The combinatorial patterns are myriad, especially when we get into HOW they’re performed. But fundamentally this will never change. And it has never changed.
As you go into the new year, keep in mind that it doesn’t matter what salespeople call their repackaged fitness program - life will still require from you push, pull, lift, lower, and brace.
And I want to call your attention to one glaring deficit in most programs, aside from their obsession with marketing and advertising bombardment (ie - if your methodology is so substance-filled, why do I see your sponsored ads pop up constantly?): pulling.
Yes, pulling. Most athletic organizations (and I would agree) have determined that 2-to-1 people need pulling exercises. Why? Because our entire modern world is pushing. Head is forward. Shoulders are protracted. Hands are reaching ahead. Where’s the pulling?
This is no knock against popular fitness, by the way, UNLESS they claim to be an all-in comprehensive solution. But here’s the deal. There is NO progressive pulling in place for boxing/striking, body weight programs (unless you have a pull-up bar or tethers), cardio (unless rowing or swimming), yoga, Tai Chi, dance, Barre, and the list goes on and on. Are these modalities valuable? ABSOLUTELY. Yes. They are good. Do they have an obvious progression path to rectify pulling inadequacy? No.
I’ve coached high-level professional dancers and advanced instructors who are afraid to pick up their 30lb pets, because they may throw out their backs or dislocate a shoulder or get a neck tweak for days. I’m not exaggerating. They’re friggin superhumans with regard to all kinds of other feats; but when it comes to basic pulling skill and strength, they’re as undertrained as the sedentary populace. In forward pressing, they may hold a plank for an hour. They may warrior pose for days. Change a tire? Nope. Carry groceries? Sketchy. Don’t ask them to help you move your appliances or transport dirt and mulch for landscaping. Climb a rope, pull-ups, heavy rows or deadlift? Forget about it.
Heck, I’ve worked with a lot of people who instruct instructors but can’t safely walk their dogs. Seriously. They’re so weak and fragile in pulling that the light tug of their dog on a leash could mean orthopedic injury. These same people do handstands and splits and marathons.
I’m not saying that an overhead kick has zero application toward daily life, or that a full bridge isn’t cool. But if your neck, shoulder and back are garbage, you may want to improve the POSTERIOR aspect. This will require various activities which sit firmly under the subject line “pulling.”
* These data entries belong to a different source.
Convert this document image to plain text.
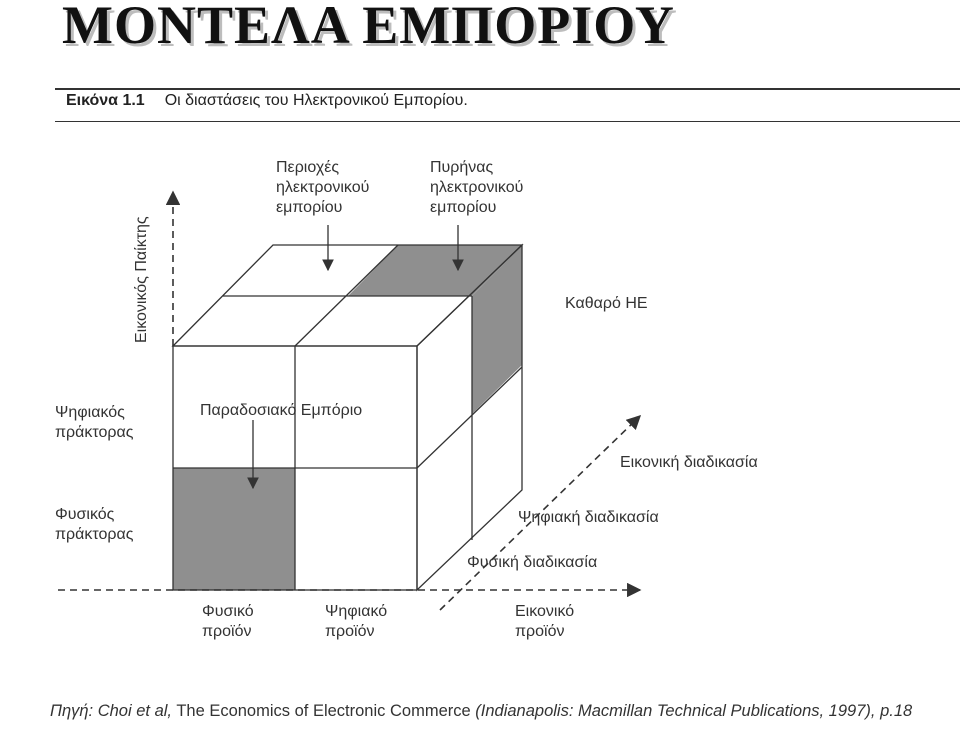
ΜΟΝΤΕΛΑ ΕΜΠΟΡΙΟΥ
Εικόνα 1.1 Οι διαστάσεις του Ηλεκτρονικού Εμπορίου.
Περιοχές
ηλεκτρονικού
εμπορίου
Πυρήνας
ηλεκτρονικού
εμπορίου
Καθαρό ΗΕ
Παραδοσιακό Εμπόριο
Εικονικός Παίκτης
Ψηφιακός
πράκτορας
Φυσικός
πράκτορας
Εικονική διαδικασία
Ψηφιακή διαδικασία
Φυσική διαδικασία
Φυσικό
προϊόν
Ψηφιακό
προϊόν
Εικονικό
προϊόν
Πηγή: Choi et al, The Economics of Electronic Commerce (Indianapolis: Macmillan Technical Publications, 1997), p.18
Don’t mishear me. MOST avid gym-goers and lifters have this same deficit AND THEN SOME. If a guy who camps out on bench press for 10 sets doesn’t follow it up with 20 sets of rows, he’s imbalanced. The ability to do 100 push-ups in a row isn’t a brag if there’s little to no retraction, horizontal abduction, shoulder extension and external rotation in the program.
Create balance in the skills of the body.
And remember, none of it is new. The human body has always had the same fundamental movements.